Tokyo Commodity Exchange Inc. (TOCOM or “the Exchange”) reported that its new trading system launched on May 7, 2009 experienced a technical problem from around 10:30 on Tuesday, May 12. TOCOM expresses its deepest apologies for the inconveniences the problem may have caused to market participants and other parties concerned.
The below describes when and how the problem took place, the result of the Exchange’s investigation of the problem, and how TOCOM will prevent further problems.
1. Chronological report on the technical problem
-
<:LI>Shortly after 10:30, the Exchange started to receive notifications from some Members and IT vendors that their systems were experiencing unstable connectivity to the Exchange's system. The Exchange confirmed at that point that its system was operating normally.
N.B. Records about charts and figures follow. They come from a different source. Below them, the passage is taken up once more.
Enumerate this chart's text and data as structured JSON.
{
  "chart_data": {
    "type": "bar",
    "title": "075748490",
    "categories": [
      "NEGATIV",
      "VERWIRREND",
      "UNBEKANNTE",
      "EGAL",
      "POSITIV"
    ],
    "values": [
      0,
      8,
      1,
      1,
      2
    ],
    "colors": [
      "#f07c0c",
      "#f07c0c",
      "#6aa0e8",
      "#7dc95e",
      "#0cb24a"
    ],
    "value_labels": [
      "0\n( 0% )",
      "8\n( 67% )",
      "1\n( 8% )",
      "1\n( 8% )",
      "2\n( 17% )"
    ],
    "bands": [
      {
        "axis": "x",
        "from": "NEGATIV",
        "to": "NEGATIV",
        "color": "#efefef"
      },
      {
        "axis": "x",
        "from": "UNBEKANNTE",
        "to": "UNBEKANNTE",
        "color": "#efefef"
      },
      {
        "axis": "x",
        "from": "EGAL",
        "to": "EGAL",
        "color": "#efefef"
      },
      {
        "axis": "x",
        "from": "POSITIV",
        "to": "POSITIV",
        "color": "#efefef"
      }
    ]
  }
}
- Thereafter, the Exchange received notifications from over 10 market participants that they could not receive market data or place orders. For trading to be able to continue smoothly even in the case of a system failure, TOCOM has set up its network communication equipment (i.e: the lines and routers used to connect to the trading system) to be fully redundant and duplicated. Even though the Exchange requested Members to connect to the Exchange's trading system through the backup network, they were unable to establish connectivity.
- At 11:30, based on its contingency plan, the Exchange decided to suspend the trading session since a substantial number of Members were unable to place orders and execute other trading actions through their systems, and also because the TOCOM trading system was possibly experiencing a failure. At 11:35 the Exchange suspended the session for all products.
- Having confirmed that both of the duplicated routers at TOCOM's data center were operating almost at full load capacity (over 99%), the Exchange then focused the investigation on identifying the primary cause of the problem: a) the lines; b) the routers; or c) excessive packet transmissions from Members. The Exchange confirmed with the carriers that the problem was not caused by the communication lines. Based on an analysis of the other possible causes, the Exchange rebooted both of the two routers at the data center by 13:40. As a result, the Exchange confirmed stable connectivity for all Members for about 20 minutes, and a normal load level for the routers at the data center. Simultaneously, the Exchange confirmed that there was no excessive packet transmission from Members.
- At 14:15, the Exchange decided to resume the session in consideration of the above findings. The Exchange started to accept orders at 14:30, resumed the session at 15:00 and closed the day session at 15:30.
Thereafter the settlement price for the day session was determined normally, and the night session started at 17:00 as usual.
2. Cause of the problem
As reported above, it has become clear that the high-load (over 99%) of the routers at the data center was the cause of the connectivity failure between the Member systems and the Exchange system. However, we have not been able to identify what primarily caused the router to be loaded to such a high level.
Through our analysis, the Exchange has confirmed that the technical problem was limited to one of the two sets of routers at the data center. The two sets of routers were set in duplicate to distribute the load. Connectivity failure was also limited to some Member systems.
The Exchange has also verified that, should the same type of event happen again, connectivity failure can be resolved by rebooting or switching the router at the Exchange’s data center without suspending the trading session.
3. Preventive measures
As described above, it has been confirmed that the same kind of technical problem can be resolved without suspending the trading session. Therefore the Exchange has started today’s (May 13) session with the following measures in place:
- Monitoring of the network facilities and countermeasures
- Strictly monitor load status of the router at the Exchange’s data center
- If the same problem occurs, the Exchange will reboot the affected router after having notified the Members and other concerned parties.
In such a case, the switch of line might happen depending of the connectivity status. However, the Member systems will not detected the switch as a “technical problem” for all the network line is set up to be redundant and duplicated.
- Replacement of the defective router in prevention of further problems
The Exchange will replace the defective router with new equipment in order to prevent further problems in the evening of May 13 (There are two sets of routers, or in total four routers, at the TOCOM data center).
The Exchange continues to investigate the primary cause of the problem and will make an announcement as soon as it is identified.
Once again, Tokyo Commodity Exchange apologizes for any inconvenience the technical problem of May 12 may have caused to market participants and other concerned parties.